Erstellt von FOTO HITS-Redaktion
| Kategorien:  Objektive  

Panasonic erweitert die Lumix S-Serie

Lumix S Pro 16-35mm F4 und Lumix S Pro 70-200mm F2.8

Mit zwei neuen, für den professionellen Einsatz konzipierten Zoomobjektiven mit L-Bajonett erweitert Panasonic das Angebot für die spiegellosen digitalen Vollformat-Kameras der Lumix-S-Serie.

Das Weitwinkelzoom Lumix S Pro 16-35mm F4 besteht aus zwölf Linsenelementen in neun Gruppen, darunter drei asphärische Linsen, eine ED-Linse (Extra- Low Dispersion) und eine UHR-Linse (Ultra-High Refractive Index). Gemeinsam gewährleisten sie laut Hersteller eine hohe MTF-Leistung trotz kompakter Größe und geringem Gewicht. Das Objektiv mit neun Blendenlamellen für eine gleichmäßig runde Öffnung weist laut Hersteller eine geringe Vignettierung und eine gleichbleibend hohe Auflösung bis in die Bildecken sowie ein schönes Bokeh ohne doppelte Linien auf.
Ein kräftiger Linearmotor mit zwei Magneten treibt das AF-Fokussierelement an. Die Highspeed-Fokuskontrolle auf dem Sensor erfolgt mit maximal 480 Bildern pro Sekunde, um auch schnelle Motive treffsicher zu verfolgen. Ein flottes Umschalten zwischen AF/MF und die präzise manuelle Fokussierung ist durch die Focus-Clutch-Funktion jederzeit möglich.

Das Lumix S Pro 70-200mm F2.8 O.I.S. liefert laut Panasonic über den gesamten Brennweitenbereich eine hervorragende Abbildungsleistung. 22 Elemente in 17 Gruppen, darunter zwei UED (Ultra Extra-Low Dispersion)- und drei ED (Extra-Low Dispersion)-Elemente, sorgen für die effektive Unterdrückung der chromatischen Aberration. Das Doppel-Fokussiersystem unterdrückt Aberrationseffekte auch bei kurzen Entfernungen. Für eine bestmögliche Auflösung wird der Astigmatismus mit einer asphärischen Linse korrigiert. Mit optional erhältlichen Telekonvertern lässt sich die maximale Brennweite auf 280 oder 400 Millimetern  erweitern. Die Highspeed-AF- Kontrolle mit 480 Bildern pro Sekunde sorgt auch dabei für eine schnelle, hochpräzise Autofokusfunktion. Der O.I.S. (Optical Image Stabilizer) im Objektiv arbeitet koordiniert mit dem Gehäuse-I.S. der Kamera und ermöglicht um bis zu sieben Lichtstufen längere Verschlusszeiten. Schnelles Umschalten zwischen AF/MF und die präzise manuelle Fokussierung ist auch hier durch die Focus-Clutch-Funktion möglich.
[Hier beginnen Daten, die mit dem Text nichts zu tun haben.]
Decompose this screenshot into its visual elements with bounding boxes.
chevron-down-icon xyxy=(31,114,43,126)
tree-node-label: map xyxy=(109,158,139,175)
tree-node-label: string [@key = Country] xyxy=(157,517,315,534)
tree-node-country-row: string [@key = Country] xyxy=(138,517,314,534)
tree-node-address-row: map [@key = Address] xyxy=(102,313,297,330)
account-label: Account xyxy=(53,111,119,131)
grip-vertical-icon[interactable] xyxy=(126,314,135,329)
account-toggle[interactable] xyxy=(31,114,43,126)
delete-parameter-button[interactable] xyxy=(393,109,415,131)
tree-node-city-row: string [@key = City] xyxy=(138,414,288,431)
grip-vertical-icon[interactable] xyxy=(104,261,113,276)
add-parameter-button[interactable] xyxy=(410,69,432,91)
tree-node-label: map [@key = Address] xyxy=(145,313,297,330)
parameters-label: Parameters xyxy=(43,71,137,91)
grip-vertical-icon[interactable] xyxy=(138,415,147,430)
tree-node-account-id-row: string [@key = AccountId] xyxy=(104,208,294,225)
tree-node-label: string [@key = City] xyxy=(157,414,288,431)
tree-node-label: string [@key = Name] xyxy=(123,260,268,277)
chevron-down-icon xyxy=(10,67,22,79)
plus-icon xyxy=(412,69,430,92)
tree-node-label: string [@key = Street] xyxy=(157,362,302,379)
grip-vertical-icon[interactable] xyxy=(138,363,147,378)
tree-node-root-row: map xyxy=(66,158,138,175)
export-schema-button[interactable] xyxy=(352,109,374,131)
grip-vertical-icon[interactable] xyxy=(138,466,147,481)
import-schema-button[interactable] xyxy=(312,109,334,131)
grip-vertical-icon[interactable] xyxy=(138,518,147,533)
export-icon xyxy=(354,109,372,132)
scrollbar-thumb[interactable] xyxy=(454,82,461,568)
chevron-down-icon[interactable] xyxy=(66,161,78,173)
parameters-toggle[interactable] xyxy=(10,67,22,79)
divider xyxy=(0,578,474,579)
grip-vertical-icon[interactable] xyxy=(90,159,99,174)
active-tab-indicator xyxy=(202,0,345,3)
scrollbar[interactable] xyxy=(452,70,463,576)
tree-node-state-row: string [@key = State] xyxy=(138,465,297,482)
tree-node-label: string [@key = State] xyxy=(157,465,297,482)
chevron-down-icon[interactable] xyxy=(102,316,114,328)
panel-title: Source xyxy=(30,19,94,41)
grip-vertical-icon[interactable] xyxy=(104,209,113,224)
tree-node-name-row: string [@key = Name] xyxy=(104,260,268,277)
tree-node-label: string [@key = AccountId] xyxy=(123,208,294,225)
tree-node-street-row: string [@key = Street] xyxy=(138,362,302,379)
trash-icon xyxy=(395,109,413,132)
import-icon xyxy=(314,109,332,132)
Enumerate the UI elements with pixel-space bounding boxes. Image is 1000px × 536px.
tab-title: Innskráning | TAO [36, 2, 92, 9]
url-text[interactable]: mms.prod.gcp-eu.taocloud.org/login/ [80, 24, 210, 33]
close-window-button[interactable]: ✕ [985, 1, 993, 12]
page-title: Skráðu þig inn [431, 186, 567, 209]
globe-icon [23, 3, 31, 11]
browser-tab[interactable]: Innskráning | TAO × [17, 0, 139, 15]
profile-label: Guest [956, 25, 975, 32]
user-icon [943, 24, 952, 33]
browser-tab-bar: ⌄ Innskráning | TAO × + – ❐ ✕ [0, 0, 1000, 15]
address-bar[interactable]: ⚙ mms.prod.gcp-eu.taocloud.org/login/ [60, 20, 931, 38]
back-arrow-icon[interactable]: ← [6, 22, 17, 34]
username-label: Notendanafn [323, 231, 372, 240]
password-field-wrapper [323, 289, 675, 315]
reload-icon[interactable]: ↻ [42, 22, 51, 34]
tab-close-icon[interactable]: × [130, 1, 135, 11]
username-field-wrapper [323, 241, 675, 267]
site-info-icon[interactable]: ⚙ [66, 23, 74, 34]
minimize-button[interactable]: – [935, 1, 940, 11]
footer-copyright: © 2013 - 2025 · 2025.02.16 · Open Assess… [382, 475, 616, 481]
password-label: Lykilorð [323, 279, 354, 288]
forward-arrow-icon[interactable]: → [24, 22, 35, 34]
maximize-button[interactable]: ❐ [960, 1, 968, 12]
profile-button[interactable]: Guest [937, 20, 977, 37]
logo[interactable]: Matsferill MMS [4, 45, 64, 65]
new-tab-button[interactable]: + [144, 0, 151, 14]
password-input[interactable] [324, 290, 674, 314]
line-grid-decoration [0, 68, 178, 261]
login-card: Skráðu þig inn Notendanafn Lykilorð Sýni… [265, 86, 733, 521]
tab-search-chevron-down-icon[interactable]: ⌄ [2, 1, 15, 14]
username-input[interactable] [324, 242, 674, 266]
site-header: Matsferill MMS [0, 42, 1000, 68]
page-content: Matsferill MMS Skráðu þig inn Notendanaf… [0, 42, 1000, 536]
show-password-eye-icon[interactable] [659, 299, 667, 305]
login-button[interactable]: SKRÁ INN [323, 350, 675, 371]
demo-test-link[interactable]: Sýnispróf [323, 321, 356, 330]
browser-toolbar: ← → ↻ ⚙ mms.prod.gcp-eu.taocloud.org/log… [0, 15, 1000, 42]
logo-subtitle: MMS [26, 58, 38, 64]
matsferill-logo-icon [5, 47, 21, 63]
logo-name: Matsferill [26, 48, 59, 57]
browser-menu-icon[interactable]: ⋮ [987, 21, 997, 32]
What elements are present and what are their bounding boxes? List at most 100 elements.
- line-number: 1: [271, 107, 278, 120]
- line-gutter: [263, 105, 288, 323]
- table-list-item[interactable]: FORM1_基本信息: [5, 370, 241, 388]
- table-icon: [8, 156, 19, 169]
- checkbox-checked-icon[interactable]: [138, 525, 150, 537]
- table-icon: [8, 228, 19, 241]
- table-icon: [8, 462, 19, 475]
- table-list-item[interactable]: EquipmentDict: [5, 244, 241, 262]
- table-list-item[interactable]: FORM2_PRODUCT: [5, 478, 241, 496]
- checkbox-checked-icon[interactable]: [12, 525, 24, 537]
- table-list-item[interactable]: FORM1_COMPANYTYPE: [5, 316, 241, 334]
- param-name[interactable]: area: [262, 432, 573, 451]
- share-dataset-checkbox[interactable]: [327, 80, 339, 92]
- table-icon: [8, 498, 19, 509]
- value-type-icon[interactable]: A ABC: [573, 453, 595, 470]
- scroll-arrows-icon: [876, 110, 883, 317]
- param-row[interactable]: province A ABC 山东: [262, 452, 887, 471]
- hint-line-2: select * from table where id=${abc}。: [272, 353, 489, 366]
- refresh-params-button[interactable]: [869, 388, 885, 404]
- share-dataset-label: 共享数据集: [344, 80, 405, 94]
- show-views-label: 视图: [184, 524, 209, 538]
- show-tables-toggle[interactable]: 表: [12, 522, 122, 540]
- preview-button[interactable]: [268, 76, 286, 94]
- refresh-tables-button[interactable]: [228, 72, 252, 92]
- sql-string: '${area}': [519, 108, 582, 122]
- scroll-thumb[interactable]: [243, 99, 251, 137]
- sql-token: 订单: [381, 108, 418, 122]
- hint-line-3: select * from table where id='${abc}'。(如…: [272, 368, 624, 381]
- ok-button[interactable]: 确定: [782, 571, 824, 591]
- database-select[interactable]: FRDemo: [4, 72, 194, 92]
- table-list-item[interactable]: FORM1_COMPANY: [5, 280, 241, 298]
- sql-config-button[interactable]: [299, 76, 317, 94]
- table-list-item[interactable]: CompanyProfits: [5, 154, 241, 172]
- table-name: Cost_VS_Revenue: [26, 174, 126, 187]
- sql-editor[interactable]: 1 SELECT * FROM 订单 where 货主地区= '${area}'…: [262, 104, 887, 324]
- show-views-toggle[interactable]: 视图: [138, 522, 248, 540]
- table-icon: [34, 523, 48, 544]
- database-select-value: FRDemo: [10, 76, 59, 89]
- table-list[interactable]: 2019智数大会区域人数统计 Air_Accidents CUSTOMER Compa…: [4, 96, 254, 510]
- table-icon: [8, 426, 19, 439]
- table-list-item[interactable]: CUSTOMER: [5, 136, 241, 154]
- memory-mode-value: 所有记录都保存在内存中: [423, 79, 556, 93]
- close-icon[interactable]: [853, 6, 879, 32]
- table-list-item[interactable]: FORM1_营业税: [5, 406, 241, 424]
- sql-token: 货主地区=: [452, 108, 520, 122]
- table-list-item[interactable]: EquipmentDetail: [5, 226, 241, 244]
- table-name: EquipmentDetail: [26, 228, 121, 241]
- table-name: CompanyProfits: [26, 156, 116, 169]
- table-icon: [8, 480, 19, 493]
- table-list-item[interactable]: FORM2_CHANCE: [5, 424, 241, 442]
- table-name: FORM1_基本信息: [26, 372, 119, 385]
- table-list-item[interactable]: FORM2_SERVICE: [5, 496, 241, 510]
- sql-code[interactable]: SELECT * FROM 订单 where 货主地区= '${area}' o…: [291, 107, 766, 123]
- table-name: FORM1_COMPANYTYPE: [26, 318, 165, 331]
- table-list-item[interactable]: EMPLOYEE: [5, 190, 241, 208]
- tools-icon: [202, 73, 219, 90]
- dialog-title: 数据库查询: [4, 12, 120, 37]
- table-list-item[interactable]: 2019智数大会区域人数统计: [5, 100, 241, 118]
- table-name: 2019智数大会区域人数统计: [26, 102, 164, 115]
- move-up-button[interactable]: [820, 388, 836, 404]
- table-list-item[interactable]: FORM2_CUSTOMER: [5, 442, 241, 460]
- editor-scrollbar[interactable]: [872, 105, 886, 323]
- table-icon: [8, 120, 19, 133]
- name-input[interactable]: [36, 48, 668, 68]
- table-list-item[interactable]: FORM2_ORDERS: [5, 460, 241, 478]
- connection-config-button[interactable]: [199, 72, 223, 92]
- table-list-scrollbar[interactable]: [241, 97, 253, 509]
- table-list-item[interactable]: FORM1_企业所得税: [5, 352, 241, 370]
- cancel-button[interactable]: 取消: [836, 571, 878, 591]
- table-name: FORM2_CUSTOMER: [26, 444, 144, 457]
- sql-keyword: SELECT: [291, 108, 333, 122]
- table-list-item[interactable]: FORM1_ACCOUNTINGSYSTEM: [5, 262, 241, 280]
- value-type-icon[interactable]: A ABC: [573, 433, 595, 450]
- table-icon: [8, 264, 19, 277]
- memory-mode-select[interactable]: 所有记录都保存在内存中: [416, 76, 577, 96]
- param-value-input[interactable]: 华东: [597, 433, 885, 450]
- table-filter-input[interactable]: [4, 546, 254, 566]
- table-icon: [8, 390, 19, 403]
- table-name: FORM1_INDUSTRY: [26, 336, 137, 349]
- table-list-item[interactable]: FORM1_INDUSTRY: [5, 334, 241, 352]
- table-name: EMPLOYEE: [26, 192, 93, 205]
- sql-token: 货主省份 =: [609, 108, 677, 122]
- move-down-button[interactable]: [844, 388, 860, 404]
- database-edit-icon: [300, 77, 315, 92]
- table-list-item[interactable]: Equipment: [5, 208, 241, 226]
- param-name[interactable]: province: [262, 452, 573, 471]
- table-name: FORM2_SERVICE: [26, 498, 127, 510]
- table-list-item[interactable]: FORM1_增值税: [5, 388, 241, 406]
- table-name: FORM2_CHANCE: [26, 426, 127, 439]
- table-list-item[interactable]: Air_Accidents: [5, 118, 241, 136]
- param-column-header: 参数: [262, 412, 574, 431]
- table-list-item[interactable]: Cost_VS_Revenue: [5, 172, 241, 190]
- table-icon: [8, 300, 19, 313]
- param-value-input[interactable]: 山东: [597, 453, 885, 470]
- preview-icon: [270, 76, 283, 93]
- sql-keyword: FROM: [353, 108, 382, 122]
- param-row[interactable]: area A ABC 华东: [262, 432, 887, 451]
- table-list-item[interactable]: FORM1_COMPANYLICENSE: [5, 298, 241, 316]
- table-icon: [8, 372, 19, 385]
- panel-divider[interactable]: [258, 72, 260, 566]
Die robusten, staub- und spritzwassergeschützten Konstruktionen beider Objektive halten den harten Einsatz selbst unter rauen Bedingungen bis zu zehn Grad unter Null aus.

Beide Objektive werden zum Jahreswechsel 2019/2020 im Handel erhältlich sein. Die unverbindliche Preisempfehlung für das Lumix S Pro 16-35mm F4 liegt bei 1.599 Euro und für das Lumix S Pro 70-200mm F2.8 bei 2.799 Euro.